Currently, there is no evidence directly linking LPA to inflammatory bowel disease. However, a recent genome-wide association study linked a single-nucleotide polymorphism within G-protein–coupled receptor GPR35 (rs4676410) to inflammatory bowel disease.⁷³ More important, LPA is reported to be an endogenous ligand of GPR35, associating aberrant LPA-mediated signaling to the pathogenesis of inflammatory bowel disease.⁷⁴ GRP35 is reported to regulate neural excitation, and activation of GPR35 reduces inflammatory pain.⁷⁵ Myenteric plexus primary cultures express LPA1, and LPA stimulates calcium transient in enteric glia.⁷⁶ In addition, LPA1 is associated with cortical oligodendrocyte maturation and myelination.⁷⁷ However, whether LPA1 regulates enteric neuron myelination and inflammatory pain in the setting of inflammatory bowel disease is unknown. Extracellular LPA is produced by autotaxin, which converts lysophosphatidylcholine to LPA.⁷⁸ Interestingly, it has been shown that phosphatidylcholine is a component of colonic mucus and that ulcerative colitis patients have decreased levels of phosphatidylcholine and lysophosphatidylcholine.⁷⁹ Given that phosphatidylcholine is a precursor of LPA,⁷⁸ it is tempting to postulate that the low phosphatidylcholine and lysophosphatidylcholine levels in ulcerative colitis patients may also be associated with insufficient activation of LPA1.
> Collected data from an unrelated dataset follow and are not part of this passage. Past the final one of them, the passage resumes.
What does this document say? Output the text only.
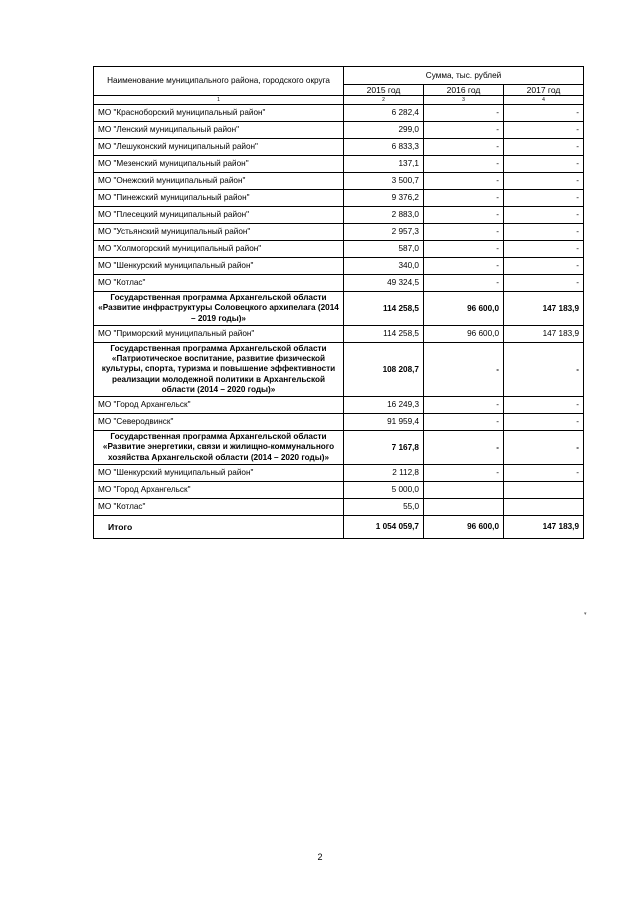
Наименование муниципального района, городского округа	Сумма, тыс. рублей		
	2015 год	2016 год	2017 год
1	2	3	4
МО "Красноборский муниципальный район"	6 282,4	-	-
МО "Ленский муниципальный район"	299,0	-	-
МО "Лешуконский муниципальный район"	6 833,3	-	-
МО "Мезенский муниципальный район"	137,1	-	-
МО "Онежский муниципальный район"	3 500,7	-	-
МО "Пинежский муниципальный район"	9 376,2	-	-
МО "Плесецкий муниципальный район"	2 883,0	-	-
МО "Устьянский муниципальный район"	2 957,3	-	-
МО "Холмогорский муниципальный район"	587,0	-	-
МО "Шенкурский муниципальный район"	340,0	-	-
МО "Котлас"	49 324,5	-	-
Государственная программа Архангельской области «Развитие инфраструктуры Соловецкого архипелага (2014 – 2019 годы)»	114 258,5	96 600,0	147 183,9
МО "Приморский муниципальный район"	114 258,5	96 600,0	147 183,9
Государственная программа Архангельской области «Патриотическое воспитание, развитие физической культуры, спорта, туризма и повышение эффективности реализации молодежной политики в Архангельской области (2014 – 2020 годы)»	108 208,7	-	-
МО "Город Архангельск"	16 249,3	-	-
МО "Северодвинск"	91 959,4	-	-
Государственная программа Архангельской области «Развитие энергетики, связи и жилищно-коммунального хозяйства Архангельской области (2014 – 2020 годы)»	7 167,8	-	-
МО "Шенкурский муниципальный район"	2 112,8	-	-
МО "Город Архангельск"	5 000,0		
МО "Котлас"	55,0		
Итого	1 054 059,7	96 600,0	147 183,9
▾
2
In summary, this study identifies LPA1 as a regulator of intestinal epithelial barrier function. Despite the association of LPA with chronic diseases,10, 11 the current study further enforces the beneficial role of LPA in the intestinal tract, suggesting that specific targeting of individual LPA receptors should be considered for successful therapeutic treatment of chronic diseases via targeting of LPA signaling pathways.

Supplemental Data

Supplementary Figure S1

Depletion of LPA1 does not alter the F-actin cytoskeleton. A: F-actin (green) was visualized in the colonic sections of WT and Lpa1^−/− mice. B: F-actin fluorescence staining of Caco-2 cells transfected with lentiviral shRNA targeting scramble control (shCon) or LPA1 (shLPA1). Scale bars = 10 μm (A and B).